第三話 香姫VSクレイトン
マリエル・クレイトンは、魔法学校の中庭に居た。
「クレイトンさん」
クレイトンに駆け寄ると、彼女の影から老齢の女の人が顔を出した。手にはスコップを持っている。
「あら、香姫さん」
誰かと思えば、ベルナデット・バーンズ校長先生だ。
「あ、ベルナデット校長先生。中庭の手入れをしているんですか?」
花壇には、色とりどりの花々が綺麗に植えられてある。
ベルナデット校長先生はにっこりと微笑んで、マリエル・クレイトンの横に立った。
「ええ。この花たちは、マリエルさんと一緒に植えたのよ」
「そうなんですか……」
クレイトンは、孤独を愛しているようなイメージを持っていた。なんで、ベルナデット校長先生は、クレイトンと一緒に花の手入れなんてしているんだろう。
私は、花壇の花を可視しようとした。花々に近付こうとした私だったが、視界を遮るように、クレイトンに邪魔をされた。

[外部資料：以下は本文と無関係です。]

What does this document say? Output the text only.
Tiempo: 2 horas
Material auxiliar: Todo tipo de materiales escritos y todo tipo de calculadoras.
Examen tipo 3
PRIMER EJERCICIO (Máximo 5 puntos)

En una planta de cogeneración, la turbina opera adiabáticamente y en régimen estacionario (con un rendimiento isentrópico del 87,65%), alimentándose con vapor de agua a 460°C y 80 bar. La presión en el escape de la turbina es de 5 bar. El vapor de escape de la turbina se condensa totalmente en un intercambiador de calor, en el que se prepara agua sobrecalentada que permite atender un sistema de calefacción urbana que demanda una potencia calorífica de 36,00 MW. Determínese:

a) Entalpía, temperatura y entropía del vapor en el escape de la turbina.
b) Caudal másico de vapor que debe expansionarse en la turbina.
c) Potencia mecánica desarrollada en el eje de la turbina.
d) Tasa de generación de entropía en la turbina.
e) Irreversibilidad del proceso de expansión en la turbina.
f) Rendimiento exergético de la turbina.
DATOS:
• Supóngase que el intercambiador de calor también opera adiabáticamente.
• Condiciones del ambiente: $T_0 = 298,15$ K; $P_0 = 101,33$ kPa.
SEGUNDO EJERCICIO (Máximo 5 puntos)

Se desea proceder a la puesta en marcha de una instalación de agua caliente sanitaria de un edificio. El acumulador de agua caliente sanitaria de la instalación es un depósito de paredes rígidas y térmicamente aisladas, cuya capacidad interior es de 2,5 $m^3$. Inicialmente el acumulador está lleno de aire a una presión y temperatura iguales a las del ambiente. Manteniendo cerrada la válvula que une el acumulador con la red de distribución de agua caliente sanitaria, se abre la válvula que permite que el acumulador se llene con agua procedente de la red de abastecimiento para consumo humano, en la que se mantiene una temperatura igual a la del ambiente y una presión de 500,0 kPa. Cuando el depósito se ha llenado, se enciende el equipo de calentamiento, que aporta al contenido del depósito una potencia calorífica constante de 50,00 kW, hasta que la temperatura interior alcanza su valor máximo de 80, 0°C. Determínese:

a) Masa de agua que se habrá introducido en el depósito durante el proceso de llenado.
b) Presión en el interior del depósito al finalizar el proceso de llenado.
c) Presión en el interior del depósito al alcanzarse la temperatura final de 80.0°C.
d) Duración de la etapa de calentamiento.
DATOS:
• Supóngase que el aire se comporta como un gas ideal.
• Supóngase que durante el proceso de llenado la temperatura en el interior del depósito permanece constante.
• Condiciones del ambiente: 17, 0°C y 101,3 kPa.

クレイトンは、可視しようとした私に怒っているようだった。
「鳥居さん。用があるのは私になんでしょう?」
「う、うん……。じゃあ、廊下で聞いてくれるかな?」
「分かりました。では、参りましょう。では、ベルナデット校長先生、失礼します」
「またね、マリエルさん」
クレイトンは私の背中を押してずんずんと進んでいく。あっという間に廊下の片隅に連れてこられた。クレイトンは私が何を言い出すのか、察しているらしい。だから、非常に警戒している。
「話って何でしょうか?」
クレイトンは腕を組んで、忙しなく言った。拍を取るように動いている人差し指が、彼女の苛立ちを物語っている。
「水晶の事なんだけど……!」
「水晶? 何のことでしょうか」
私は、彼女の威圧感に負けそうになったが、ギュッと手を握りしめた。ジュリアスのためにできることをするって決めたんだ。
「私、アレクシス様に言われて、星屑の水晶を探しているの!」
「えっ!? 鳥居さん、あの男と知り合いなんですか!?」
「もう一度言うけど、あの水晶を渡してほしいの」
「……嫌です」
目に見えて動揺しているのが分かる。しかし、アレクシス王子をあの男呼ばわりとは。
「このまま、封印鏡の封印が解けたら、クレイトンさんは処刑されるかもしれないんだよ!」
「……同じことだわ……」
「えっ、同じこと……?」
「とにかく、お返事は同じです。私は、星屑の水晶を渡しません」
「でも、私は、ジュリアス君のために何かするって決めたの! クレイトンさんが何と言っても、私はアレクシス様にこのことを言うから!」
クレイトンは震えていた。それでも、笑みを浮かべて見せた。
「鳥居さん、貴方、自分の立場を分かっているのかしら。喋ったら私も貴方の秘密をバラすわ!」
「そう言うと思った。でも、私はそんな力なんてないし、脅しなんかに屈しないって決めたの!」
私は、踵を返して、医務室までひた走った。あれで良かったんだろうか。私の選択は間違っていなかったんだろうか。
医務室の前で立ち止まって、恐る恐る後ろを振り返った。
私を追い掛けてこなかったようだ。クレイトンの姿はそこにはなかった。